Larry Sultan on Ambiguity and Refraining from Narrative that is ‘Too Well Formed’

@ The Estate of Larry Sultan

“That [Ambiguity] is really important to me. Part of the difficulty facing photographers is that almost any subject matter has accumulated a representational history, so to find a new discursive space, a space to wander around those subject matters, is a real challenge. If I know too much, if the narrative is too well formed, I’m making pictures that are illustrative, and as a maker, that’s not interesting. As a viewer, that’s not interesting.”
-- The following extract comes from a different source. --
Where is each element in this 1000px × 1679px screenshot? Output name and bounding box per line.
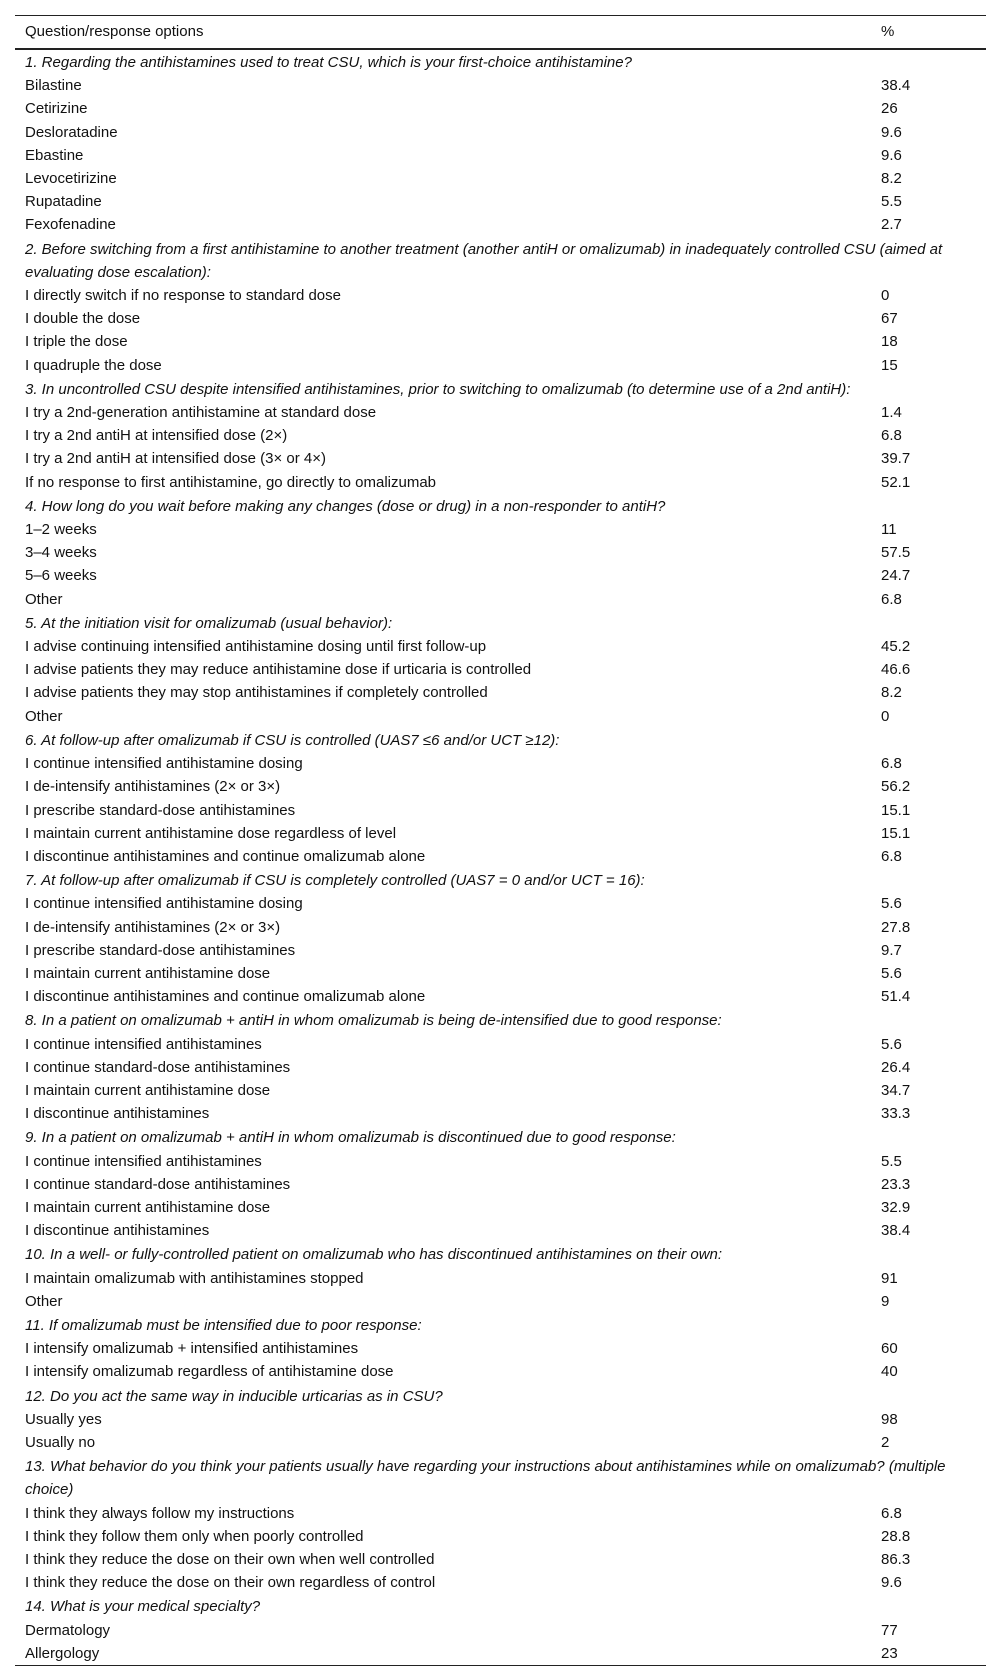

@ The Estate of Larry Sultan

@ The Estate of Larry Sultan

“But that ambiguity and that play between the ordinary and the surreal or the extraordinary is really the edge that I’m hoping for. So when I photograph a kitchen that looks like a normal kitchen, and you realize slowly that maybe it’s fabricated, the whole kitchen is fabricated, It raises the question, well, why is this picture here? What’s interesting about it? So that, hopefully, encourages people to look, to inspect, and to stay with the picture a little bit. It doesn’t confirm that they’re looking at good pictures. It makes it problematic. It makes it challenging. Why is this there? What do we know? What can we tell from the picture? In that sense, I think finding that room to make pictures that don’t jump off the wall as, or detonate as dramatic, either in lighting or in form or in composition or in subject matter, but more ordinary, That’s the challenge.”